Même si dans les mémoires que nous avons retrouvées, le Moulin Janséniste tire son épingle du jeu, ce n’était pas le seul nom de cet édifice. On l’appela également, le moulin des Cornets ou des Trois Cornets.

Les Cornets furent par ailleurs le nom officiel et d’origine de l’établissement. En effet, l’attribut janséniste lui fut rajouté en guise de surnom, pour le placer en opposition d’un autre moulin situé non loin de là : le moulin de la Charité. Nous y reviendrons.

Toujours est-il qu’il existe à son emplacement actuel un jardin portant le nom des trois Cornets.

Restons quelques instants sur la signification de ce nom ! Plusieurs explications furent avancées – nous les avons trouvées sur le site Internet ‘la Voix du 14e’’ (lien accessible à partir des sources bibliographiques) !

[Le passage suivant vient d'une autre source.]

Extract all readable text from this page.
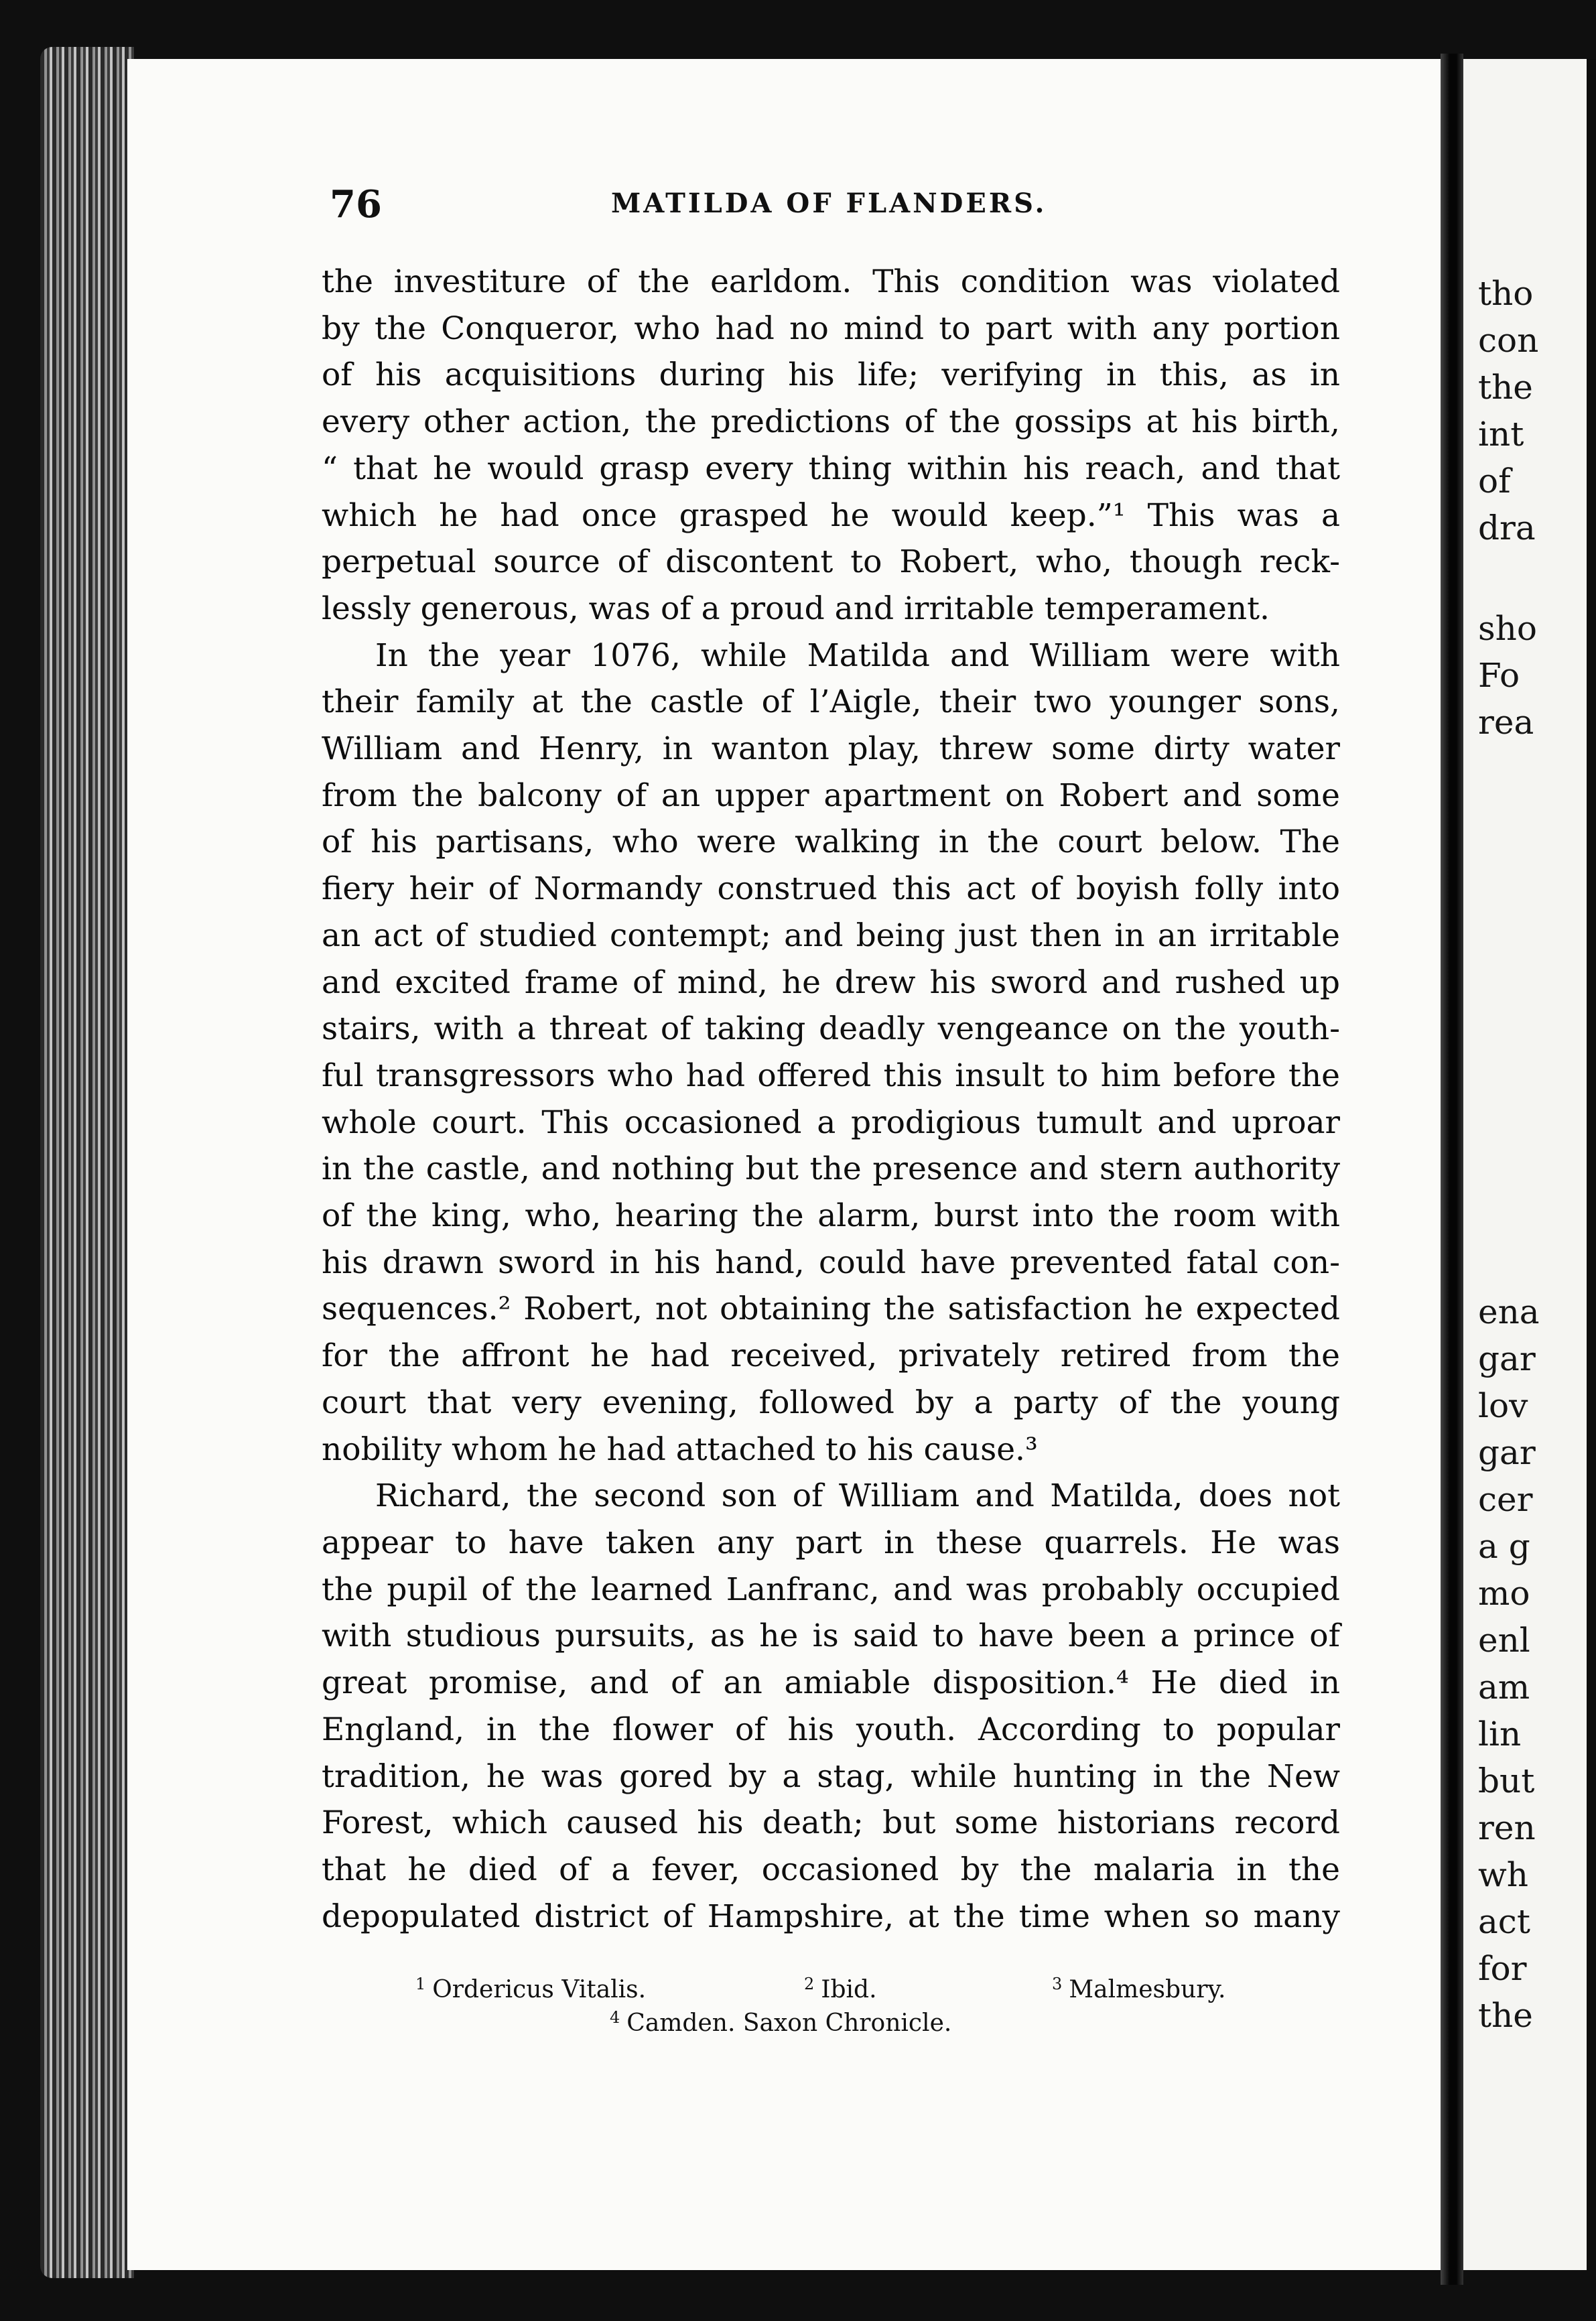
tho

con

the

int

of

dra

sho

Fo

rea

ena

gar

lov

gar

cer

a g

mo

enl

am

lin

but

ren

wh

act

for

the

76	MATILDA OF FLANDERS.

the investiture of the earldom. This condition was violated

by the Conqueror, who had no mind to part with any portion

of his acquisitions during his life; verifying in this, as in

every other action, the predictions of the gossips at his birth,

“ that he would grasp every thing within his reach, and that

which he had once grasped he would keep.”¹ This was a

perpetual source of discontent to Robert, who, though reck-

lessly generous, was of a proud and irritable temperament.

In the year 1076, while Matilda and William were with

their family at the castle of l’Aigle, their two younger sons,

William and Henry, in wanton play, threw some dirty water

from the balcony of an upper apartment on Robert and some

of his partisans, who were walking in the court below. The

fiery heir of Normandy construed this act of boyish folly into

an act of studied contempt; and being just then in an irritable

and excited frame of mind, he drew his sword and rushed up

stairs, with a threat of taking deadly vengeance on the youth-

ful transgressors who had offered this insult to him before the

whole court. This occasioned a prodigious tumult and uproar

in the castle, and nothing but the presence and stern authority

of the king, who, hearing the alarm, burst into the room with

his drawn sword in his hand, could have prevented fatal con-

sequences.² Robert, not obtaining the satisfaction he expected

for the affront he had received, privately retired from the

court that very evening, followed by a party of the young

nobility whom he had attached to his cause.³

Richard, the second son of William and Matilda, does not

appear to have taken any part in these quarrels. He was

the pupil of the learned Lanfranc, and was probably occupied

with studious pursuits, as he is said to have been a prince of

great promise, and of an amiable disposition.⁴ He died in

England, in the flower of his youth. According to popular

tradition, he was gored by a stag, while hunting in the New

Forest, which caused his death; but some historians record

that he died of a fever, occasioned by the malaria in the

depopulated district of Hampshire, at the time when so many

$^1$ Ordericus Vitalis.	$^2$ Ibid.	$^3$ Malmesbury.

$^4$ Camden. Saxon Chronicle.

La première renvoyait au cornet à dés, un jeu qui servait de passe-temps dans les restaurants locaux. Une seconde évoquait l’usage d’un petit cor lors de partie de chasse. Finalement et de manière plus probable, les cornets renvoyaient à l’activité de carrière. En effet, à Montparnasse, on exploitait le sous-sol et les cornets étaient les trous creusés par les carriers.

 

Un moulin face à un autre

Nous l’avons un peu effleuré au paragraphe précédent. Le grand intérêt autour du moulin des Cornets se fait en opposition à un autre, situé à proximité et toujours debout de nos jours.

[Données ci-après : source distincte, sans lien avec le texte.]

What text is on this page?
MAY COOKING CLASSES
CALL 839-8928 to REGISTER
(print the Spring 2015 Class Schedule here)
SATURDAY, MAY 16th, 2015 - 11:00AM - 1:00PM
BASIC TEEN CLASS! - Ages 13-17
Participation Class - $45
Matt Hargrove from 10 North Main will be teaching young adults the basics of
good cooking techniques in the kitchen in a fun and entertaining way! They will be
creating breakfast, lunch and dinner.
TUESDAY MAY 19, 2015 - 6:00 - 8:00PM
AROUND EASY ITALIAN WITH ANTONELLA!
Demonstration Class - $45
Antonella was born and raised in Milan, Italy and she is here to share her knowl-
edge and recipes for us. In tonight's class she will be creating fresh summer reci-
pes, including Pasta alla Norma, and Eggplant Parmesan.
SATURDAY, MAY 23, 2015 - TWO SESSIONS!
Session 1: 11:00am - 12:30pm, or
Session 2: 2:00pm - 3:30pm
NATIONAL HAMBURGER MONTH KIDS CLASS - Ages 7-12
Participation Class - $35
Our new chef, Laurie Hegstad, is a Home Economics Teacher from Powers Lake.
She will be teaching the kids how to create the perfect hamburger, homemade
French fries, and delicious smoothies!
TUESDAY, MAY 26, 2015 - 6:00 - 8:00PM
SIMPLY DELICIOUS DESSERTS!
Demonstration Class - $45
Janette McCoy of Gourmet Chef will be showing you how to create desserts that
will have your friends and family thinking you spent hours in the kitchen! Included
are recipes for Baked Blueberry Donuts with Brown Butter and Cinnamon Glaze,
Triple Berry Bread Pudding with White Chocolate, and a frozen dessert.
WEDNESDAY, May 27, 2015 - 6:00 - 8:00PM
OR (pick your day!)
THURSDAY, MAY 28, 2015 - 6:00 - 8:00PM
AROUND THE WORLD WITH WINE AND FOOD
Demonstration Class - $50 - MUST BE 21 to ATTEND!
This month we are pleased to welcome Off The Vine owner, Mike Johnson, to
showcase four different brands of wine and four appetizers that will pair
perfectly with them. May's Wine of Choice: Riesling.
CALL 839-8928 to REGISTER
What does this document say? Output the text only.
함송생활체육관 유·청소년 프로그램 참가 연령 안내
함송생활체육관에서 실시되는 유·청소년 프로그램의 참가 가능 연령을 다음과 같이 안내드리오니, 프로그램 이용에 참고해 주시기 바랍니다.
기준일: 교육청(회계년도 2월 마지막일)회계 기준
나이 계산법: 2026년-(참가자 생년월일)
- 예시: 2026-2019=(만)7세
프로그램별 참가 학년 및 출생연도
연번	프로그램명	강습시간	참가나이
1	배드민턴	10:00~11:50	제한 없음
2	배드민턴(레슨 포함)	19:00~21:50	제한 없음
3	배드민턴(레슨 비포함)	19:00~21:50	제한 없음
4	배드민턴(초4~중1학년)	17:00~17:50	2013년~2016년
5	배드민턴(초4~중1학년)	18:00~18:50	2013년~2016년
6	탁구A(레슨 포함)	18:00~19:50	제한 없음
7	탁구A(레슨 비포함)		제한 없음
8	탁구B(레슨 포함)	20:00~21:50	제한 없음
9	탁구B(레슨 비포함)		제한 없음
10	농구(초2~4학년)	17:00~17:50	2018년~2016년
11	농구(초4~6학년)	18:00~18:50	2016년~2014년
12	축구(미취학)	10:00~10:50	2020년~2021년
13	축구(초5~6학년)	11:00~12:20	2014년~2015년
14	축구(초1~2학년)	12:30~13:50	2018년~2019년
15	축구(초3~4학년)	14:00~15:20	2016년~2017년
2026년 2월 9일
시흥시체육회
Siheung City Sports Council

Nous citons la Liberté du 18 juillet 1879 pour les prochaines lignes :

« On se garde le souvenir de deux moulins bien connus sous le nom de Moulin Moliniste et Moulin Janséniste.

Ils étaient sur la Butte Montparnasse.
Cette butte rasée aujourd’hui existait près de l’ancienne barrière de ce nom aux abords du cimetière. Les deux moulins étaient le lieu de rendez-vous des écoliers au dix-septième siècle.

Près de chaque moulin était un cabaret, l’un fréquenté par les partisans du jansénisme, l’autre par les admirateurs de la doctrine de Molina, on discutait des systèmes à la mode.

Jansénistes et molinistes ne s’entendaient guère entre eux, et les champions de la grâce efficace et de la grâce suffisante se distribuaient force coups de poings. » 

 

Des moulins pris dans une querelle

Le Soleil nous donne davantage de précision le 1er juillet 1899 :

« Les jésuites, zélés partisans de la doctrine ultramontaine de l’espagnol Molina, l’avant adopté pour but des promenades de leurs écoliers du collège Louis-le-Grand, les élèves des autres collèges ne l’appelèrent plus que le moulin Moliniste. Aussitôt, le moulin des Cornets, situé à l’angle de l’avenue du Maine et de la rue de Vanves, ou fréquentaient de préférence les jeunes gens que dirigeaient les Oratoriens, fort attachés à la doctrine de Port-Royal, devint, par réciprocité, le moulin Janséniste. »

 

Qui étaient les jansénistes ?

C’est à l’occasion de la Réforme protestante que le jansénisme apparait. Bien que se situant à l’intérieure de l’Eglise catholique, elle porte une sévère critique sur le courant de pensée issue du Concile de Trente.

S’inscrivant dans la pensée de Saint Augustin, elle mettait en avant la nature pécheresse de l’Homme et l’absolue nécessité de salut divin pour la dépasser. C’était une vision qui avait été fortement mise en avant au cours du Moyen Age.

La nouvelle doctrine, tout en reconnaissant l’importance du salut divin, laissait une place au libre arbitre humain.

Le jansénisme se développa à Paris et était très actif dans les cercles de l’Université. Mais sous les règnes de Louis XIII et de Louis XIV, il fut largement combattu, impliquant que pour ses partisans les plus vigoureux, la nécessité d’un exil en Hollande.

C’est ce combat qui s’exerça entre les jansénistes et les jésuites, dont nous consacrerons un article dédié.